A televisão dos anos 90 criou os adultos ansiosos de hoje

Crianças apontam local onde ET de Varginha foi visto, idêntico ao terreno da minha rua

Não foi há muito tempo, eu ainda me lembro bem. No domingo, a TV de 29 polegadas (uma caixa enorme, muito maior do que o meu primeiro apartamento na rua Senador Vergueiro) ficava ligada o dia inteiro. Eu brincava no tapete da sala, ocupada com as minhas coisas de criança, mas algo sempre me capturava a atenção na tela. Por exemplo, se havia mulheres de biquini lutando contra homens numa banheira de espuma, estavam procurando o quê? Era de se pensar que só podia ser uma coisa muito importante para ela ter tanta pressa. A mulher se debatia, procurando desesperada por algo que ela realmente precisava muito: as chaves do carro, os óculos, uma bijuteria especial, talvez, mas não. Ela só encontrava sabonetes. Um, depois outro, depois outro. A banheira do Gugu era um quadro que me enchia de angústia. Eu não conseguia respirar de tanta aflição: o que ela havia perdido? Seja lá o que fosse, o homem estava determinado a evitar que fosse encontrado, nem que para isso tivesse que pagar com a própria vida. A disputa podia ser levada às últimas consequências. Era realmente algo violento de se ver. Invariavelmente escapulia um peito para fora do biquíni e então eu morria de pena da mulher. Ela nunca encontrava o objeto desaparecido.

Mais tarde talvez houvesse ainda um quadro de tema completamente sobrenatural e assustador. Alguém aparecia com os mais recentes relatos do Chupa-Cabra. Indícios irrefutáveis eram mais uma vez apresentados — o monstro era real. Na época eu morava ao lado de uma montoeira de terrenos baldios, que nós chamávamos de pasto. É um ótimo lugar para ter na vizinhança quando se é criança — tem espaço de sobra para brincar, embora eu não tenha pisado um único dia de minha vida naquela grama pantanosa. Eu evitava até olhar para aquele lado do muro. Me lembro apenas de me deixar levar pela curiosidade quando caía a noite e os vaga-lumes apareciam. Ficava fascinada por aqueles pequenos seres que acendiam e apagavam, acendiam e apagavam, até que um pensamento surgia lá longe e me enchia de completo terror: cuidado com o Chupa-Cabra. Eu corria para dentro de casa sem pensar duas vezes e abandonava meus amigos insetos à própria sorte.

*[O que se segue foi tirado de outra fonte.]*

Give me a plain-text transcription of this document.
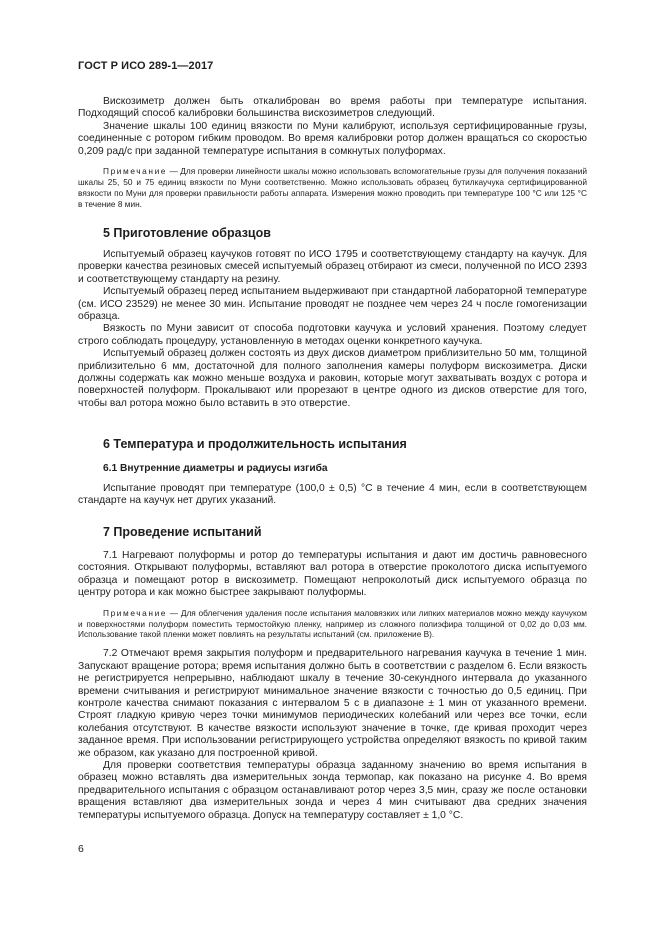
ГОСТ Р ИСО 289-1—2017

Вискозиметр должен быть откалиброван во время работы при температуре испытания. Подходящий способ калибровки большинства вискозиметров следующий.

Значение шкалы 100 единиц вязкости по Муни калибруют, используя сертифицированные грузы, соединенные с ротором гибким проводом. Во время калибровки ротор должен вращаться со скоростью 0,209 рад/с при заданной температуре испытания в сомкнутых полуформах.

Примечание — Для проверки линейности шкалы можно использовать вспомогательные грузы для получения показаний шкалы 25, 50 и 75 единиц вязкости по Муни соответственно. Можно использовать образец бутилкаучука сертифицированной вязкости по Муни для проверки правильности работы аппарата. Измерения можно проводить при температуре 100 °C или 125 °C в течение 8 мин.

5 Приготовление образцов

Испытуемый образец каучуков готовят по ИСО 1795 и соответствующему стандарту на каучук. Для проверки качества резиновых смесей испытуемый образец отбирают из смеси, полученной по ИСО 2393 и соответствующему стандарту на резину.

Испытуемый образец перед испытанием выдерживают при стандартной лабораторной температуре (см. ИСО 23529) не менее 30 мин. Испытание проводят не позднее чем через 24 ч после гомогенизации образца.

Вязкость по Муни зависит от способа подготовки каучука и условий хранения. Поэтому следует строго соблюдать процедуру, установленную в методах оценки конкретного каучука.

Испытуемый образец должен состоять из двух дисков диаметром приблизительно 50 мм, толщиной приблизительно 6 мм, достаточной для полного заполнения камеры полуформ вискозиметра. Диски должны содержать как можно меньше воздуха и раковин, которые могут захватывать воздух с ротора и поверхностей полуформ. Прокалывают или прорезают в центре одного из дисков отверстие для того, чтобы вал ротора можно было вставить в это отверстие.

6 Температура и продолжительность испытания
6.1 Внутренние диаметры и радиусы изгиба

Испытание проводят при температуре (100,0 ± 0,5) °C в течение 4 мин, если в соответствующем стандарте на каучук нет других указаний.

7 Проведение испытаний

7.1 Нагревают полуформы и ротор до температуры испытания и дают им достичь равновесного состояния. Открывают полуформы, вставляют вал ротора в отверстие проколотого диска испытуемого образца и помещают ротор в вискозиметр. Помещают непроколотый диск испытуемого образца по центру ротора и как можно быстрее закрывают полуформы.

Примечание — Для облегчения удаления после испытания маловязких или липких материалов можно между каучуком и поверхностями полуформ поместить термостойкую пленку, например из сложного полиэфира толщиной от 0,02 до 0,03 мм. Использование такой пленки может повлиять на результаты испытаний (см. приложение В).

7.2 Отмечают время закрытия полуформ и предварительного нагревания каучука в течение 1 мин. Запускают вращение ротора; время испытания должно быть в соответствии с разделом 6. Если вязкость не регистрируется непрерывно, наблюдают шкалу в течение 30-секундного интервала до указанного времени считывания и регистрируют минимальное значение вязкости с точностью до 0,5 единиц. При контроле качества снимают показания с интервалом 5 с в диапазоне ± 1 мин от указанного времени. Строят гладкую кривую через точки минимумов периодических колебаний или через все точки, если колебания отсутствуют. В качестве вязкости используют значение в точке, где кривая проходит через заданное время. При использовании регистрирующего устройства определяют вязкость по кривой таким же образом, как указано для построенной кривой.

Для проверки соответствия температуры образца заданному значению во время испытания в образец можно вставлять два измерительных зонда термопар, как показано на рисунке 4. Во время предварительного испытания с образцом останавливают ротор через 3,5 мин, сразу же после остановки вращения вставляют два измерительных зонда и через 4 мин считывают два средних значения температуры испытуемого образца. Допуск на температуру составляет ± 1,0 °C.

6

Ao contrário do que se poderia esperar, as coisas não melhoravam na programação da noite. O programa mais respeitado da televisão brasileira começava com Isadora Ribeiro emergindo das águas, de fio dental verde, seguida de um balé futurístico rico em closes pélvicos. Depois, começava uma sequência de matérias jornalísticas para as quais eu não dava muita atenção, ou até dava, só que não me traumatizaram tanto quanto, agora eu preciso realmente de uma pausa para respirar, o ET dissecado. Aos 30 anos eu ainda sinto um calafrio só de me lembrar daquele ser pálido, inanimado, sendo estripado em frente às câmeras. O olhão do tamanho de uma bola de taco — ou até maior, quem vai saber? A boca toda aberta num O de tristeza. Estava realmente morto? Impossível adivinhar. Era um ser completamente alheio às nossas certezas e estava sendo estudado pelos cientistas. Como ele, poderiam ter vários. Aliás, existiam outros com certeza absoluta, pois também no Brasil havia relatos de encontros desse tipo, taí Varginha que não me deixa mentir.

Eu era uma criança apavorada. Se aquilo era dito na televisão, então era verdade. Éramos ingênuos a este ponto. E não estou falando apenas das crianças, mas de todos os brasileiros. O realismo fantástico tomou conta da televisão nos anos 90: monstros, ETs e fantasmas conviviam em harmonia com a previsão do tempo, crise política e notícias da inflação.

“Não tem leite pra amanhã, Gato”, é assim que minha mãe chamava o meu pai — e ainda chama.

“Putz. Será que comprei pouco no rancho desse mês?”

“De certo, sim. Passa no mercado amanhã”.

“Amanhã, não dá. O leite tá custando o preço de um carro. Vou na semana que vem”.

Uma semana sem poder tomar Nescau. E eu achando que ET dava medo.